I had learned from my al- anon meetings (for family members of alcoholics) the life altering adage that the entire group repeats every week: God grant me the serenity to accept the things I cannot change, courage to change the things I can, and the wisdom to know the difference.
I took a good hard look at my life, and tried to figure out what I couldn’t change. I can’t make anyone love me. I can’t will myself to get married unless someone chooses me. I can’t have children without a partner unless I adopt.
What could I change: I can find work that is not so lonely. I can spend time and energy and even money to get as emotionally and spiritually healthy as possible. I can figure out ways to have children in my life even if they are not my own children, and can start organizing my life in such a way that I could potentially adopt. I can put myself in situations where I could meet potential partners but try my hardest not to be devestated if they are not interested romantically. I can minister more consistently to spiritual seekers, something that has brought life to me for years but has been sporadic. I can live and be in fellowship with people who deeply care about intentional community who can be kind of a surrogate family for me.

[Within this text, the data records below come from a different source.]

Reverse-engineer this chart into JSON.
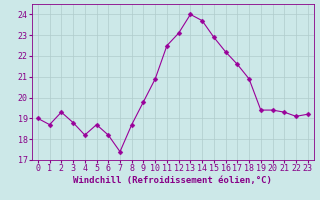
{
  "x": [
    0,
    1,
    2,
    3,
    4,
    5,
    6,
    7,
    8,
    9,
    10,
    11,
    12,
    13,
    14,
    15,
    16,
    17,
    18,
    19,
    20,
    21,
    22,
    23
  ],
  "y": [
    19.0,
    18.7,
    19.3,
    18.8,
    18.2,
    18.7,
    18.2,
    17.4,
    18.7,
    19.8,
    20.9,
    22.5,
    23.1,
    24.0,
    23.7,
    22.9,
    22.2,
    21.6,
    20.9,
    19.4,
    19.4,
    19.3,
    19.1,
    19.2
  ],
  "line_color": "#990099",
  "marker": "D",
  "marker_size": 2.5,
  "bg_color": "#cce8e8",
  "grid_color": "#b0cccc",
  "xlabel": "Windchill (Refroidissement éolien,°C)",
  "xlim": [
    -0.5,
    23.5
  ],
  "ylim": [
    17,
    24.5
  ],
  "yticks": [
    17,
    18,
    19,
    20,
    21,
    22,
    23,
    24
  ],
  "xticks": [
    0,
    1,
    2,
    3,
    4,
    5,
    6,
    7,
    8,
    9,
    10,
    11,
    12,
    13,
    14,
    15,
    16,
    17,
    18,
    19,
    20,
    21,
    22,
    23
  ],
  "xlabel_fontsize": 6.5,
  "tick_fontsize": 6.0,
  "label_color": "#880088"
}
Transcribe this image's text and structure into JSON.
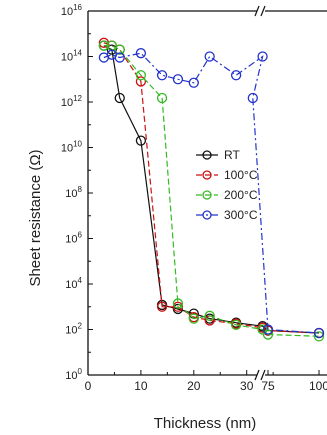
{
  "chart_data": {
    "type": "line",
    "title": "",
    "xlabel": "Thickness (nm)",
    "ylabel": "Sheet resistance (Ω)",
    "yscale": "log",
    "ylim_exponent": [
      0,
      16
    ],
    "xaxis_break": true,
    "xtick_labels": [
      "0",
      "10",
      "20",
      "30",
      "75",
      "100"
    ],
    "ytick_exponents": [
      0,
      2,
      4,
      6,
      8,
      10,
      12,
      14,
      16
    ],
    "ytick_base": "10",
    "legend": {
      "placement": "center-right",
      "frame": false
    },
    "series": [
      {
        "name": "RT",
        "color": "#111111",
        "dash": "solid",
        "points": [
          {
            "x": 3,
            "y": 300000000000000.0
          },
          {
            "x": 4.5,
            "y": 200000000000000.0
          },
          {
            "x": 6,
            "y": 1500000000000.0
          },
          {
            "x": 10,
            "y": 20000000000.0
          },
          {
            "x": 14,
            "y": 1200.0
          },
          {
            "x": 17,
            "y": 800.0
          },
          {
            "x": 20,
            "y": 500.0
          },
          {
            "x": 23,
            "y": 300.0
          },
          {
            "x": 28,
            "y": 200.0
          },
          {
            "x": 33,
            "y": 140.0
          },
          {
            "x": 75,
            "y": 90.0
          },
          {
            "x": 100,
            "y": 70.0
          }
        ]
      },
      {
        "name": "100°C",
        "color": "#cc1111",
        "dash": "dash",
        "points": [
          {
            "x": 3,
            "y": 400000000000000.0
          },
          {
            "x": 4.5,
            "y": 300000000000000.0
          },
          {
            "x": 6,
            "y": 200000000000000.0
          },
          {
            "x": 10,
            "y": 8000000000000.0
          },
          {
            "x": 14,
            "y": 1000.0
          },
          {
            "x": 17,
            "y": 1000.0
          },
          {
            "x": 20,
            "y": 350.0
          },
          {
            "x": 23,
            "y": 250.0
          },
          {
            "x": 28,
            "y": 180.0
          },
          {
            "x": 33,
            "y": 120.0
          },
          {
            "x": 75,
            "y": 90.0
          },
          {
            "x": 100,
            "y": 70.0
          }
        ]
      },
      {
        "name": "200°C",
        "color": "#33bb22",
        "dash": "dash",
        "points": [
          {
            "x": 3,
            "y": 300000000000000.0
          },
          {
            "x": 4.5,
            "y": 300000000000000.0
          },
          {
            "x": 6,
            "y": 200000000000000.0
          },
          {
            "x": 10,
            "y": 15000000000000.0
          },
          {
            "x": 14,
            "y": 1500000000000.0
          },
          {
            "x": 17,
            "y": 1400.0
          },
          {
            "x": 20,
            "y": 300.0
          },
          {
            "x": 23,
            "y": 400.0
          },
          {
            "x": 28,
            "y": 160.0
          },
          {
            "x": 33,
            "y": 100.0
          },
          {
            "x": 75,
            "y": 60.0
          },
          {
            "x": 100,
            "y": 50.0
          }
        ]
      },
      {
        "name": "300°C",
        "color": "#2233cc",
        "dash": "dashdot",
        "points": [
          {
            "x": 3,
            "y": 90000000000000.0
          },
          {
            "x": 4.5,
            "y": 120000000000000.0
          },
          {
            "x": 6,
            "y": 90000000000000.0
          },
          {
            "x": 10,
            "y": 140000000000000.0
          },
          {
            "x": 14,
            "y": 15000000000000.0
          },
          {
            "x": 17,
            "y": 10000000000000.0
          },
          {
            "x": 20,
            "y": 7000000000000.0
          },
          {
            "x": 23,
            "y": 100000000000000.0
          },
          {
            "x": 28,
            "y": 15000000000000.0
          },
          {
            "x": 33,
            "y": 100000000000000.0
          },
          {
            "x": 37,
            "y": 1500000000000.0
          },
          {
            "x": 75,
            "y": 100.0
          },
          {
            "x": 100,
            "y": 70.0
          }
        ]
      }
    ]
  }
}
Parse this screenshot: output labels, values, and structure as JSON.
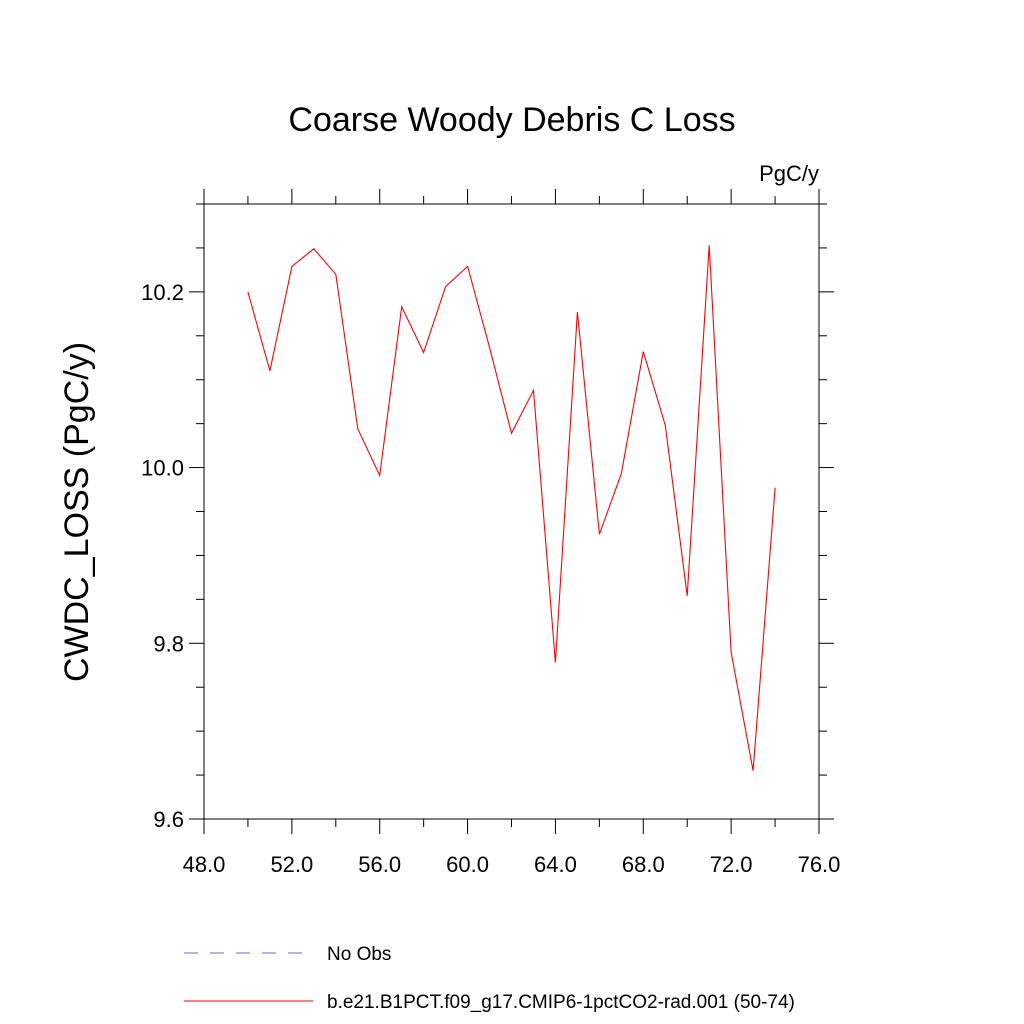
{
  "chart_data": {
    "type": "line",
    "title": "Coarse Woody Debris C Loss",
    "units_label": "PgC/y",
    "xlabel": "",
    "ylabel": "CWDC_LOSS  (PgC/y)",
    "xlim": [
      48,
      76
    ],
    "ylim": [
      9.6,
      10.3
    ],
    "x_ticks": [
      48,
      52,
      56,
      60,
      64,
      68,
      72,
      76
    ],
    "x_tick_labels": [
      "48.0",
      "52.0",
      "56.0",
      "60.0",
      "64.0",
      "68.0",
      "72.0",
      "76.0"
    ],
    "y_ticks": [
      9.6,
      9.8,
      10.0,
      10.2
    ],
    "y_tick_labels": [
      "9.6",
      "9.8",
      "10.0",
      "10.2"
    ],
    "grid": false,
    "legend_position": "bottom",
    "series": [
      {
        "name": "b.e21.B1PCT.f09_g17.CMIP6-1pctCO2-rad.001 (50-74)",
        "color": "#ff0000",
        "style": "solid",
        "x": [
          50,
          51,
          52,
          53,
          54,
          55,
          56,
          57,
          58,
          59,
          60,
          61,
          62,
          63,
          64,
          65,
          66,
          67,
          68,
          69,
          70,
          71,
          72,
          73,
          74
        ],
        "y": [
          10.2,
          10.11,
          10.229,
          10.249,
          10.22,
          10.044,
          9.991,
          10.183,
          10.131,
          10.206,
          10.229,
          10.137,
          10.039,
          10.088,
          9.778,
          10.177,
          9.924,
          9.993,
          10.132,
          10.048,
          9.854,
          10.253,
          9.79,
          9.655,
          9.977
        ]
      }
    ],
    "legend": [
      {
        "label": "No Obs",
        "color": "#6a6ad0",
        "style": "dashed"
      },
      {
        "label": "b.e21.B1PCT.f09_g17.CMIP6-1pctCO2-rad.001 (50-74)",
        "color": "#ff0000",
        "style": "solid"
      }
    ]
  }
}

And so I changed everything. I started working at an afterschool program, giving up most of my traveling and making less money in order to have human contact and moved onto a community farm. A year later, I took a further step my moving to San Diego in order to work with an organization that centers their lives around intentional community. (betacommunities.com.) I started volunteering to tutor and teach dance and music classes to teens at a refugee center.
My plan is to start a similar team in Asheville, North Carolina where my brother and sister in law live so that I can continue to live in community, continue to minister to at risk teens and spiritual seekers, and to be near my nephews and niece so I can have blood children whose lives I am deeply involved in. I will not travel as much, which is hard for me, but I will have consistency in community, something I desperately need. (If anyone might be interested in participating in a team like this, let me know.)
This move wasn’t easy. I had to give up an impressive, fun job where people don’t know me but are impressed by me. That felt good, but it wasn’t valuable in the long run. I had to give up a life of familiarity in a hip town with dear friends. But sacrifices needed to made for me to forge a new life.
We live in a society that is obsessed with comfort and independence, which can often lead to isolation. If we were left to bob around in the ocean of singleness, it would be very easy for us to end up in jobs we don’t like, living with roommates we barely know, going to churches that may look like community but where one on one relationships aren’t invested in, watching TV and diving into Facebook to ease our deep hunger for contact. That is the path of least resistance, and eventually we might drown in that reality.
We need to go against the grain. We need to swim against the waves to the shore of interdependence.
We need to stop asking for a good life to fall on us and start trying to forge a good life.
Cheryl Strayed says “You don’t have a right to the cards you believe you should have been dealt. You have an obligation to play the hell out of the ones you’re holding.”
And so God, give us the serenity to accept the hand that we have been given, but to do everything in our power to play the hell out of those cards.